Corredor da morte

  Sou a pessoa mais jovem já condenada à morte na minha cidade.

  Esse não era o meu sonho de infância. Não é exatamente o ápice do sucesso, embora realmente te torne alguém bem famoso; as execuções são raras hoje em dia. Durante toda a minha vida (não que ela tenha durado muito tempo) só aconteceram umas duas ou três. O nome dos condenados sempre é mencionado o tempo todo ao longo da próxima década e a família costuma receber uma boa indenização.

  Essas são minhas últimas horas de vida e não consigo nem chorar pela minha própria morte.

  Acho que ainda não acredito totalmente. Mesmo depois do julgamento, da condenação, da confissão com o padre, do meu pedido pra minha última refeição. Depois disso tudo, ainda não acredito que vou morrer. Boa parte de mim ainda acha (ainda quer achar) que tudo não passa de um grande mal entendido e que logo, logo alguém vai vir me avisar que posso ir pra casa.

  Pra casa. Não pra forca.

Na verdade não sei se ainda usam uma forca. Sei lá. Não quero pensar nisso. Existe algum jeito civilizado de matar alguém? "Boa tarde! Por gentileza, queira colaborar com este procedimento de rotina. Sente-se naquela cadeira elétrica e morra, por favor. Seremos eternamente gratos."

  Tenho um quarto só pra mim pelas próximas horas e não tenho ideia do que fazer. A única coisa que deixaram na gaveta da minha cômoda para me entreter é uma bíblia, e eu nem sou cristã.
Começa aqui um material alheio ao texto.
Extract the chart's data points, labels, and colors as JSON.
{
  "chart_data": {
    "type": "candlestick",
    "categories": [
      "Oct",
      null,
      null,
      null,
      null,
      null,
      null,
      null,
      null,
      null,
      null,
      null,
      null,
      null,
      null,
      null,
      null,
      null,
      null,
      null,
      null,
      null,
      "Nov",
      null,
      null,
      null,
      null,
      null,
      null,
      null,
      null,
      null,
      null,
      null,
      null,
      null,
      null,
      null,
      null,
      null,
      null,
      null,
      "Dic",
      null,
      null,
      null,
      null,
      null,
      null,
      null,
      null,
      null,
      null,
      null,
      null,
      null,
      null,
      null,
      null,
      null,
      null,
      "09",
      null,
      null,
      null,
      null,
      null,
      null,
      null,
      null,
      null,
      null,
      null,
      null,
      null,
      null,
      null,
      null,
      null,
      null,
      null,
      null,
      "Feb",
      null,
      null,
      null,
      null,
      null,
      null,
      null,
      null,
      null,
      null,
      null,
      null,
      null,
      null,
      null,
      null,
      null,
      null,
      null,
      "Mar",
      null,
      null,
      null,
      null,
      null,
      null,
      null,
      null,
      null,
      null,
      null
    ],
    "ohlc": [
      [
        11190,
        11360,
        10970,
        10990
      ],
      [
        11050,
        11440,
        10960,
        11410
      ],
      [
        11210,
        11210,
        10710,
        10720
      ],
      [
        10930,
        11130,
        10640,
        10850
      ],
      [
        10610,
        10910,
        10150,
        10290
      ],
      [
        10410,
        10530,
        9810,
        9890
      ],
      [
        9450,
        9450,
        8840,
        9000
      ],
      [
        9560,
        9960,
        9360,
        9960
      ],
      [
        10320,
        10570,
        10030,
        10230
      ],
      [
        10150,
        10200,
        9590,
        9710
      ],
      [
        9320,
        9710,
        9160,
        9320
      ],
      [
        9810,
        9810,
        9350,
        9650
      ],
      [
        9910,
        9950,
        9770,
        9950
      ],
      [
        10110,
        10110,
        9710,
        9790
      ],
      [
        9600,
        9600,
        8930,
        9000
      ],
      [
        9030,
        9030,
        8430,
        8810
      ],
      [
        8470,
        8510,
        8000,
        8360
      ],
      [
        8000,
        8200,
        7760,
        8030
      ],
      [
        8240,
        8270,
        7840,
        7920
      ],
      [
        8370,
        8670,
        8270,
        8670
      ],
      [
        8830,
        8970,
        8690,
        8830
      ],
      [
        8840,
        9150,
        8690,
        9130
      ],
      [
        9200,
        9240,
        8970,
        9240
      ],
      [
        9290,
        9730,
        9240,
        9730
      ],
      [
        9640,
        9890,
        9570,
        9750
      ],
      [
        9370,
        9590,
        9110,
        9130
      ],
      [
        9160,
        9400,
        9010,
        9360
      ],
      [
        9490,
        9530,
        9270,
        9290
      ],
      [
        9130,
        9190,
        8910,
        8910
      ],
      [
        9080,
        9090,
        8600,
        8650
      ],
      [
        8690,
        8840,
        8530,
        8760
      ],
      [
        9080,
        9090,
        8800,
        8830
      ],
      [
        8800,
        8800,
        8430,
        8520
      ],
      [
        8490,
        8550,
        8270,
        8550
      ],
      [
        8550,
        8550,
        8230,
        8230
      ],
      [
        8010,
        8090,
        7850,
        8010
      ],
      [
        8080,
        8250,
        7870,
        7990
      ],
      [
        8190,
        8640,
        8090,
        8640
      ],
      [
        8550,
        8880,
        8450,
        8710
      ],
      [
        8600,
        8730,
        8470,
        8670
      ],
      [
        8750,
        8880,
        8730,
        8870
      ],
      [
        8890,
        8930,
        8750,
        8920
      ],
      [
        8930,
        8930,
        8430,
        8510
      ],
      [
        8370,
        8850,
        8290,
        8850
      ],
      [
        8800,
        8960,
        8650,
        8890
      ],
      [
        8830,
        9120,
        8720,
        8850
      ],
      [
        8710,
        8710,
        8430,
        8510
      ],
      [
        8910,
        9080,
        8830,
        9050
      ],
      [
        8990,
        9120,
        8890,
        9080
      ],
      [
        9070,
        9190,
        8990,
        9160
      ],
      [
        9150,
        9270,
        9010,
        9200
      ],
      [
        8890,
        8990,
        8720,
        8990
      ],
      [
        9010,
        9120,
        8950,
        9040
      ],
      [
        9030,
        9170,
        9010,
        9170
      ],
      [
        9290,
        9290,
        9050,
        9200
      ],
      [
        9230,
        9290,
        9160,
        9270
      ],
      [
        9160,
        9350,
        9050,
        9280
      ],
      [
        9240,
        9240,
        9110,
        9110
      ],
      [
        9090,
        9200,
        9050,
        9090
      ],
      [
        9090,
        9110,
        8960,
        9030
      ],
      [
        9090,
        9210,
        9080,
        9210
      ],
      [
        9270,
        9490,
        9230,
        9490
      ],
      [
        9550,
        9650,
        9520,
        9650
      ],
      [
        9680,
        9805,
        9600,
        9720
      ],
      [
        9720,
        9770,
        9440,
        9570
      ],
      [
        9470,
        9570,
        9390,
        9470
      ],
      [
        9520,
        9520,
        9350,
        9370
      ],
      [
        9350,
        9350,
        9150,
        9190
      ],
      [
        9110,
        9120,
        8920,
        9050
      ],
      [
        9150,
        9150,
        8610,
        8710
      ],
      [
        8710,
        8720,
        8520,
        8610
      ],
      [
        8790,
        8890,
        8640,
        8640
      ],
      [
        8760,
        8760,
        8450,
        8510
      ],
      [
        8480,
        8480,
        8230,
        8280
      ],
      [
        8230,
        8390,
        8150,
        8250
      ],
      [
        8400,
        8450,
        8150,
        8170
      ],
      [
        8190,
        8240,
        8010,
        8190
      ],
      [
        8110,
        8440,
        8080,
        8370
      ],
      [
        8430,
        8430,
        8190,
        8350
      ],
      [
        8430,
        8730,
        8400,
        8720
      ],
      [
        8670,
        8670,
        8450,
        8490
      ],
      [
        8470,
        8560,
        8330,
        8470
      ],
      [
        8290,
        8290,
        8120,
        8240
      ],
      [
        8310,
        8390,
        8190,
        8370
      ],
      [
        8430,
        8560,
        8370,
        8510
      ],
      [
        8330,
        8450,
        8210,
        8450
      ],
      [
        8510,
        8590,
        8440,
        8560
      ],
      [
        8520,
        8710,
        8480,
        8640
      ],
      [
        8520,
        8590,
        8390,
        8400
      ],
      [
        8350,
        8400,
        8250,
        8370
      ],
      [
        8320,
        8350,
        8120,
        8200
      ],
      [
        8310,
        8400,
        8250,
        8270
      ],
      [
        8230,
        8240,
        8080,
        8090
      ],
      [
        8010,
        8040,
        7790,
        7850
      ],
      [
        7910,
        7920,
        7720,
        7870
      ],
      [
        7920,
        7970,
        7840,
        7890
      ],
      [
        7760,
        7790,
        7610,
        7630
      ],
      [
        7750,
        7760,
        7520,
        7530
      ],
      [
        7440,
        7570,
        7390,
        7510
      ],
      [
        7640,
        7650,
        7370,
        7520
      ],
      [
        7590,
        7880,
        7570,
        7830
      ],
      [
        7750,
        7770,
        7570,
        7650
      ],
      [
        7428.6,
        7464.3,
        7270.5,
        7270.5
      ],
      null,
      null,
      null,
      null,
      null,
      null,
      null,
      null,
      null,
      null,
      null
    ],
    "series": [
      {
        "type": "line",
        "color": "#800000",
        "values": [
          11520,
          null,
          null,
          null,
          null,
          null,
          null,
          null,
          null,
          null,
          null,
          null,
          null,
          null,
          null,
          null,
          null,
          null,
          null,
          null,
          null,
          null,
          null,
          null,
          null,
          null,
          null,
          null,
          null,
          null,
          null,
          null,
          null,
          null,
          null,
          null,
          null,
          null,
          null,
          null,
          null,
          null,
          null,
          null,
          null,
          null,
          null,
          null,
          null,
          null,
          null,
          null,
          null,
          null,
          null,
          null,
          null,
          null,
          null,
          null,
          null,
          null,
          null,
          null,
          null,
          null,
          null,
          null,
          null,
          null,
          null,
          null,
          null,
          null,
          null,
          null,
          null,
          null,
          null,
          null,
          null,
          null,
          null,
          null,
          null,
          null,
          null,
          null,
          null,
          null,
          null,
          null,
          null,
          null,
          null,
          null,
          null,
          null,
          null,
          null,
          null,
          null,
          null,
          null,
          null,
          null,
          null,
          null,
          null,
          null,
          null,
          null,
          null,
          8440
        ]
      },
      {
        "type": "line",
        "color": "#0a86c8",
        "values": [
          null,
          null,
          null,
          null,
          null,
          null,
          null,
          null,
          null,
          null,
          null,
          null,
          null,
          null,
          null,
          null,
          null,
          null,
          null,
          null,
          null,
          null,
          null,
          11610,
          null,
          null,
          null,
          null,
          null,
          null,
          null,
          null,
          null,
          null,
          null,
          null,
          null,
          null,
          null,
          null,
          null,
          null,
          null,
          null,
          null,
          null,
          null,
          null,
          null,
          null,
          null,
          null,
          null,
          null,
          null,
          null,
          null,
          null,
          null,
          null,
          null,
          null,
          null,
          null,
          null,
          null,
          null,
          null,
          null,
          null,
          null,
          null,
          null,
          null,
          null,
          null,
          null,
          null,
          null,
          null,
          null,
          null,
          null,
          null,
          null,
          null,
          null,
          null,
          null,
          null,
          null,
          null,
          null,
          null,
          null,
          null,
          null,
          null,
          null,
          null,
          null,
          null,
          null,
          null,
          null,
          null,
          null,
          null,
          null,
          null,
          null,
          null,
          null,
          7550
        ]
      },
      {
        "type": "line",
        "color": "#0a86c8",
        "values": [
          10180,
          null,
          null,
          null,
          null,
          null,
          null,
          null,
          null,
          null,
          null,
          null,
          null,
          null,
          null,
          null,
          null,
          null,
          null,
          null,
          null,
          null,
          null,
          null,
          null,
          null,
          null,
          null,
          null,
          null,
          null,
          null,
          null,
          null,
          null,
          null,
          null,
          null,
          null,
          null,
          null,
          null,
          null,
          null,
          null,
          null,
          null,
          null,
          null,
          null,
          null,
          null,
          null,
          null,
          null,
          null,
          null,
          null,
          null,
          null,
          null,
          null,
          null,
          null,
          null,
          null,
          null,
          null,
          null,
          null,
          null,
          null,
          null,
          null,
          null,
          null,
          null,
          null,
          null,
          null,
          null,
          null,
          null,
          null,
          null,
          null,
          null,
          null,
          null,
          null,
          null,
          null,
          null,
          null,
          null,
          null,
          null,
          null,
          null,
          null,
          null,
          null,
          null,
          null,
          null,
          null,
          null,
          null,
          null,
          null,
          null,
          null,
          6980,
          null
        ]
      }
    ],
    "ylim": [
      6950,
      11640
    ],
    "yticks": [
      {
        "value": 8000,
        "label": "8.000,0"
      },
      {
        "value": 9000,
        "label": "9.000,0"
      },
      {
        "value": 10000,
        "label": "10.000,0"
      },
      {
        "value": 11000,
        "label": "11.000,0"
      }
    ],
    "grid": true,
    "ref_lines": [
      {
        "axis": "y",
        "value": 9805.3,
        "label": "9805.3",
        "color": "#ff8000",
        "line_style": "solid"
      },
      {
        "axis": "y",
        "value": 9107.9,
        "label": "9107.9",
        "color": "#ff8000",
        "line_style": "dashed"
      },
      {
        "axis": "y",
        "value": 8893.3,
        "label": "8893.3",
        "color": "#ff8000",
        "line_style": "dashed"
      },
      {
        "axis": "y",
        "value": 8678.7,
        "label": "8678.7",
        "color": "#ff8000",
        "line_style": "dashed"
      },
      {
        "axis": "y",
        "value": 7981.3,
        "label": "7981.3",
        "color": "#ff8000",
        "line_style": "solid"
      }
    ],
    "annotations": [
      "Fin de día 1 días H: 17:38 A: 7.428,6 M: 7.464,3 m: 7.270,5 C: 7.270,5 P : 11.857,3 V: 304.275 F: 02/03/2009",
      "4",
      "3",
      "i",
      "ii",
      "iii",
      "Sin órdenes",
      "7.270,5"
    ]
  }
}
Se você sabe que vai morrer, pra que fazer qualquer coisa que seja? Tudo o que a gente faz nessa vida é pra não morrer.

  Você estuda desde a infância só pra alcançar um diploma que tê dê mais chances de arrumar um emprego e evita que você morra de fome.

  Você toma banho pra que a falta de higiene não te cause alguma doença que te mate.

  Você come pra não morrer.

  Bebe água pra não morrer.

  Se aquece pra não morrer.

  E claro, você tem filhos pra alimentar sua ilusão de que uma parte sua vai permanecer aqui depois da sua morte.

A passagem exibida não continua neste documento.